Durant tout l’été, à l’occasion du «Raiffeisen Rhône FM Tour», le service des sports part à la rencontre de personnalités valaisannes qui font vivre leur discipline. Ce mercredi 4 août, c’est le lutteur Tanguy Darbellay qui était notre invité en direct de Martigny. Sacré champion de Suisse dans la catégorie des 80 kilos le mois dernier, il est revenu en notre compagnie sur un moment bien moins festif de son parcours.
«Avec mon cerveau suisse, je m’étais dit que d’aller manger dehors ne poserait aucun souci. Je me suis fait avoir comme ça»Tanguy Darbellay
C’était il y a près d’un an jour pour jour. Nous sommes le 10 août 2020 lorsque le Martignerain, établi depuis l’automne précédent en Biélorussie pour y poursuivre sa progression sportive et étudier le russe se retrouve confronté à la réalité de son «pays d’adoption». Alors qu’il rentre d’un repas au restaurant, il est interpellé par la police en marge des manifestations qui suivent la réélection du président Alexandre Loukachenko. «Avec mon cerveau suisse, je m’étais dit que d’aller manger dehors ne poserait aucun souci comme les résultats devaient tomber le lendemain», se souvient-il. «Sauf qu’il semblerait qu’en Biélorussie, avant même l’annonce des suffrages, il vaut mieux rester chez soi. Je me suis fait avoir comme ça.»

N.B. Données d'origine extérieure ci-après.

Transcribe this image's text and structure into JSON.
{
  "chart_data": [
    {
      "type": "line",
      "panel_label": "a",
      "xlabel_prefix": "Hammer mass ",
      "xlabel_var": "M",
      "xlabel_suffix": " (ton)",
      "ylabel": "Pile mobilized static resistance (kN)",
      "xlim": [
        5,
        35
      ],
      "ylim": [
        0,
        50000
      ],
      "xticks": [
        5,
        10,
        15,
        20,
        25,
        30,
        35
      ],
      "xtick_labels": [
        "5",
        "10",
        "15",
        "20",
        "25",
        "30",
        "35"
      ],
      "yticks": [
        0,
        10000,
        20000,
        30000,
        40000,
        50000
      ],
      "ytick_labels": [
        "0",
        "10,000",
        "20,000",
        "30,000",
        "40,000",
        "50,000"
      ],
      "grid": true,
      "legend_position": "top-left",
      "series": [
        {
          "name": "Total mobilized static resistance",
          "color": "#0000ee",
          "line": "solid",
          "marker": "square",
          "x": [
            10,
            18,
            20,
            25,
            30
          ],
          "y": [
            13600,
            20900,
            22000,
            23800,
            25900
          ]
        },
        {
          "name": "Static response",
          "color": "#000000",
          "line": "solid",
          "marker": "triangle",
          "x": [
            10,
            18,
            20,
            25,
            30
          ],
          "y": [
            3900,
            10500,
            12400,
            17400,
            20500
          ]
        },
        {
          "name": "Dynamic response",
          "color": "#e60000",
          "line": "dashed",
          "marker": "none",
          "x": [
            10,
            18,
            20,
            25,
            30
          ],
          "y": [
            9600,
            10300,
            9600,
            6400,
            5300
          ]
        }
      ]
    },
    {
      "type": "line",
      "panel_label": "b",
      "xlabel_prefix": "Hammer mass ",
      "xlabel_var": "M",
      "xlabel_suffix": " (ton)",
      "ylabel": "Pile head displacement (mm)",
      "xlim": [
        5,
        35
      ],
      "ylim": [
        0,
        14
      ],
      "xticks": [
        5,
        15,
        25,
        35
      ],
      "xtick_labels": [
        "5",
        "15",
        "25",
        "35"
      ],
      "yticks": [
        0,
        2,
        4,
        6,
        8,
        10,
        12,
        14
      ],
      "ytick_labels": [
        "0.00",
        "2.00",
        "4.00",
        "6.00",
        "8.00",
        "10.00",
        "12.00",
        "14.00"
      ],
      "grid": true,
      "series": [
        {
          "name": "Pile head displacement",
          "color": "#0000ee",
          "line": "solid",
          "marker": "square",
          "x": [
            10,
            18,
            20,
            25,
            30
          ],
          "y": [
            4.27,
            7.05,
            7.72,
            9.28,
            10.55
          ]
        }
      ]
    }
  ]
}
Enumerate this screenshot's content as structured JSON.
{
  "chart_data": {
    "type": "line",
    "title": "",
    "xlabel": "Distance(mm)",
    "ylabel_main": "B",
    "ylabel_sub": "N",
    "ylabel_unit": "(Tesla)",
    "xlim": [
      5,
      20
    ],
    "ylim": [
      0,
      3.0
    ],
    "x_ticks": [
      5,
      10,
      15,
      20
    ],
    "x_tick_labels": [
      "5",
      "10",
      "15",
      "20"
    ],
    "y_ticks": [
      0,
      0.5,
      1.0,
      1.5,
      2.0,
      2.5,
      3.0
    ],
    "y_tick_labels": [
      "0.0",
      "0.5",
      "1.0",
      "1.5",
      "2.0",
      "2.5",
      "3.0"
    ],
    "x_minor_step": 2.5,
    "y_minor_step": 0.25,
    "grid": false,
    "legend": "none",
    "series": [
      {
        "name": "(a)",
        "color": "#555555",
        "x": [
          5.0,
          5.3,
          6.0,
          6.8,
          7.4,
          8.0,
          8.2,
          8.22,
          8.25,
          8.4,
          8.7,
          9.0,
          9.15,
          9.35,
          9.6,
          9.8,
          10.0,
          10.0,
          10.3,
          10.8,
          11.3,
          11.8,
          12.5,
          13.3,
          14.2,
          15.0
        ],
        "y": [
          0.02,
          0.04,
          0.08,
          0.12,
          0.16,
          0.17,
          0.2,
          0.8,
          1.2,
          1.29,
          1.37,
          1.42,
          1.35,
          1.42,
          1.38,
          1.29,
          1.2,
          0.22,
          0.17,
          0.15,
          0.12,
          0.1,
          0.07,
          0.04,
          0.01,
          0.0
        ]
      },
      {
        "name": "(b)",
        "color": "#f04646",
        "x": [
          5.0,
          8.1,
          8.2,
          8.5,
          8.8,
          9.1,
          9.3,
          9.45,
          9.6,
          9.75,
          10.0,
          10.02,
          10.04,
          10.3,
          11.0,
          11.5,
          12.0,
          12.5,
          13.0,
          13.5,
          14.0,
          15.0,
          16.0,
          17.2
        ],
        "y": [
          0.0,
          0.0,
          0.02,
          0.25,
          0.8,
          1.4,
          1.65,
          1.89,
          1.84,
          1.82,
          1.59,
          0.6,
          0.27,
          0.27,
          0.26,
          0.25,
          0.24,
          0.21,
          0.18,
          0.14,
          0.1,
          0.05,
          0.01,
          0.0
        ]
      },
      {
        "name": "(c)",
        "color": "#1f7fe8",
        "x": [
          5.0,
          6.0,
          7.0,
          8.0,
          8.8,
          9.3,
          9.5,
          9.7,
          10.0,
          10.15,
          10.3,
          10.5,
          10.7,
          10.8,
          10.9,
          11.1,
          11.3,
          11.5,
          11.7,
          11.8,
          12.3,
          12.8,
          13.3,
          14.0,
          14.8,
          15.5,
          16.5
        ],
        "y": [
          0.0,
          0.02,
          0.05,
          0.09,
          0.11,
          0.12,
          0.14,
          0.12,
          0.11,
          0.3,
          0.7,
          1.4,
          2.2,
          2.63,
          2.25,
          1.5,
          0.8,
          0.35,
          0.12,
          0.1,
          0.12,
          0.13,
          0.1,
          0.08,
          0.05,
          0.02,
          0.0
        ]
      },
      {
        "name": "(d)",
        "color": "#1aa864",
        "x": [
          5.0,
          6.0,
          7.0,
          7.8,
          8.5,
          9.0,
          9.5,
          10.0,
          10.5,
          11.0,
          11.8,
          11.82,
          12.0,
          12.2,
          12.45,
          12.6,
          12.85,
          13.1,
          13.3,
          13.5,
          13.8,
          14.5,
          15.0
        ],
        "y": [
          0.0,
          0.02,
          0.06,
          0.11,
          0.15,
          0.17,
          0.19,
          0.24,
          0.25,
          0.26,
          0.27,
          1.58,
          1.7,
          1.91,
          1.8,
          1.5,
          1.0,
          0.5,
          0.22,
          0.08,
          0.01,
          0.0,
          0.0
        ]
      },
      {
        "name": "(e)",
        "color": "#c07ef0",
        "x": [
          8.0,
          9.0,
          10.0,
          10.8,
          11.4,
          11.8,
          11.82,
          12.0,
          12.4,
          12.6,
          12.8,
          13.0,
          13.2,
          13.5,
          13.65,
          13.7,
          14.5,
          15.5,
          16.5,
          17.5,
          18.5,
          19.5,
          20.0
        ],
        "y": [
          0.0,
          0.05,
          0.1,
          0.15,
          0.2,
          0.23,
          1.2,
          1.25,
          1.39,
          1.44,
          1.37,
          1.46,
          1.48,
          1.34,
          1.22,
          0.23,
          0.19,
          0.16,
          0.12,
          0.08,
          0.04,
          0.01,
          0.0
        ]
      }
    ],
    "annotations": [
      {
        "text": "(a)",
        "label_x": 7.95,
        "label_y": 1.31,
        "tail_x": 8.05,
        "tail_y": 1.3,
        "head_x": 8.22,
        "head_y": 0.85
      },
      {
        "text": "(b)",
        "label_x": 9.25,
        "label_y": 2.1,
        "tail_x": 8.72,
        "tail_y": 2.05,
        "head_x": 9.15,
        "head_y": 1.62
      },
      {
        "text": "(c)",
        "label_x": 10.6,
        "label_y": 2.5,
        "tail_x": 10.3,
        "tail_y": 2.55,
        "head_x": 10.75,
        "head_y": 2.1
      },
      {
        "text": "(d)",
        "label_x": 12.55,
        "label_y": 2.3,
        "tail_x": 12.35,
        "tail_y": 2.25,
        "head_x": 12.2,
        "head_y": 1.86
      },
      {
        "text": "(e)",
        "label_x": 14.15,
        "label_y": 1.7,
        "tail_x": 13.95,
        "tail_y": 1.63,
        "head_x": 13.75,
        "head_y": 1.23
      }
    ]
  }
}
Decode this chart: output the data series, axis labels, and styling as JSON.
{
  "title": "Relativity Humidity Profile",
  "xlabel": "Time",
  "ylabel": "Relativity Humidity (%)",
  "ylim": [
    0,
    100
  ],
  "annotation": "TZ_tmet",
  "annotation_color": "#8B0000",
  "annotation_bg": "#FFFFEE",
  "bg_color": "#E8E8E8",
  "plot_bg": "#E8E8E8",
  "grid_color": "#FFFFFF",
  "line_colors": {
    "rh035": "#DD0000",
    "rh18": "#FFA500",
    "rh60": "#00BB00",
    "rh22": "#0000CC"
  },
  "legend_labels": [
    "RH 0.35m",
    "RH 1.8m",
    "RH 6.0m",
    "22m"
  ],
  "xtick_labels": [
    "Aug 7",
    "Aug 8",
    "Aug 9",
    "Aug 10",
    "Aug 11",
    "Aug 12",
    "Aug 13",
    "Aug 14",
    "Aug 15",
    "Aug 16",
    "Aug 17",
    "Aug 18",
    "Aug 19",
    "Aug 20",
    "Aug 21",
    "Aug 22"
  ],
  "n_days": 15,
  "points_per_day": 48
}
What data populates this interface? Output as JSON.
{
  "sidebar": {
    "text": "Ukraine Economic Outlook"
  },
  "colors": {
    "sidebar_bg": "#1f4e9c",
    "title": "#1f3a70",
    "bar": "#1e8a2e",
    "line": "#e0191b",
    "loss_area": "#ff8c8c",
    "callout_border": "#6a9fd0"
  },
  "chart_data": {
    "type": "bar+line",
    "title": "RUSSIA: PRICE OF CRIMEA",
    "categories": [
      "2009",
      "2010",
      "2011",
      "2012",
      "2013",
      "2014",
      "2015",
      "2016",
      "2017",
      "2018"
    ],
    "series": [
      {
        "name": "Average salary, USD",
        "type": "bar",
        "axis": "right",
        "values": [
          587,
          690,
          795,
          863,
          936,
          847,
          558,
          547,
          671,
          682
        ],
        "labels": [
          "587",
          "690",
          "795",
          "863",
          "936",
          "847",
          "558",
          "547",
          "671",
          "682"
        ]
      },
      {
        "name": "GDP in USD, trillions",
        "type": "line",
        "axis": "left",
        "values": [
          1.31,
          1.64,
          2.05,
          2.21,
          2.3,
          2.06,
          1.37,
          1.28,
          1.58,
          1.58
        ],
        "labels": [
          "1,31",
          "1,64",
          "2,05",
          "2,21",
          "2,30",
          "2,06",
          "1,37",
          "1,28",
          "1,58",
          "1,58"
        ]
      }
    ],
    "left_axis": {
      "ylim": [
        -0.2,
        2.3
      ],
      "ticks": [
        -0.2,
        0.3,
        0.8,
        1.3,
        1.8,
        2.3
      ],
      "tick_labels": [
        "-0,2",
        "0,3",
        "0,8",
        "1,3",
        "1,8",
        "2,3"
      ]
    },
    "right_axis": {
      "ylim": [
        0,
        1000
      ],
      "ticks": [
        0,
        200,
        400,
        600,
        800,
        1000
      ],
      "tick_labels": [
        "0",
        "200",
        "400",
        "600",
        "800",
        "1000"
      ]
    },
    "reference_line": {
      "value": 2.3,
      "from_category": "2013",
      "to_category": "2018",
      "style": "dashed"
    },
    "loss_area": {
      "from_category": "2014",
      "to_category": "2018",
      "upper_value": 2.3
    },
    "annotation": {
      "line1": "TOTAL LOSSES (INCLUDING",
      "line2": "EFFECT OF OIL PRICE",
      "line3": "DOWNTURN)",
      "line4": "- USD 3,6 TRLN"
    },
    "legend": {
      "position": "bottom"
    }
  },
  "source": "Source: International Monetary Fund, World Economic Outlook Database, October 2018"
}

À 21 ans, Tanguy Darbellay est alors conduit dans un fourgon qui l’emmène directement dans une prison de Minsk. «À ce moment-là, beaucoup de pensées se mélangent dans ma tête», souffle-t-il. Derrière les barreaux, une délimitation claire se fait entre les détenus locaux et étrangers. «On n’avait pas droit au même traitement. Tout le monde a pu voir dans les médias le sort qui était réservé aux Biélorusses, notamment sur le plan physique. De notre côté, on a été plutôt épargnés par ça donc on peut s’estimer heureux.»
«J’ai perdu entre cinq et six kilos. J’avais presque l’impression d’être dans un camp de préparation avant un rendez-vous important»Tanguy Darbellay
Si contrairement aux locaux, le Martignerain n’a donc pas vu les hématomes apparaître chaque jour un peu plus sur son corps, il avoue que celui-ci a quand même été mis à l’épreuve. «J’ai perdu entre cinq et six kilos. J’avais presque l’impression d’être dans un camp de préparation avant un rendez-vous important», sourit-il. «Mon quotidien était mouvementé, je ne mangeais pas grand-chose et je dormais très peu.»
Tanguy Darbellay est resté cinq jours en prison avant d’être libéré, grâce notamment à l’implication d’Igniazio Cassis, le conseiller fédéral en charge du département des affaires étrangères. Cinq jours durant lesquelles il assure n’avoir pas ressenti de peur particulière. «De quoi aurais-je dû avoir peur? Dans ces conditions, on cherche déjà à respirer, à dormir un peu. On n’a pas le temps de réfléchir et d’avoir peur de ce qui nous arrive. On sait où on est donc on a pas le choix, il faut s’adapter et attendre.»
«À mon retour en Suisse, j’ai eu une période compliquée. J’étais un peu parano»Tanguy Darbellay
Et si l’attente de la sortie a duré moins longtemps pour le Martignerain que pour d’autres détenus, ce dernier ne cache pas que cet épisode a laissé des traces dans son esprit. «Tout le monde en ressort marqué, c’est inévitable. À mon retour en Suisse, j’ai eu une période compliquée. J’étais un peu parano. Mais bon, heureusement, ça passe gentiment.»
Si d’un point de vue mental, les conséquences de cette mésaventure semblent donc s’estomper, Tanguy Darbellay explique que son passage en prison a eu d’autres incidences encore: «Peu après mon retour en Suisse, j’ai reçu une lettre à mon domicile en Biélorussie. Celle-ci me notifiait de l’annulation de mes documents de séjour. J’ai fait des recours, avec l’aide de l’université d’Etat dans laquelle j’étudiais et du Consulat suisse. Cela n’a malheureusement rien donné et j’ai reçu l’information que j’étais radié du territoire biélorusse jusqu’en 2025.»
Interdit de retour à Minsk, le Martignerain l’est aussi, à sa grande surprise, d’entrée sur le sol russe sur lequel il n’a pourtant jamais posé les pieds. Problème: c’est en Russie justement que les championnats du monde de lutte auront lieu en 2023. D’ici là, il l’assure, il luttera corps et âme pour que cette sanction injuste soit abolie.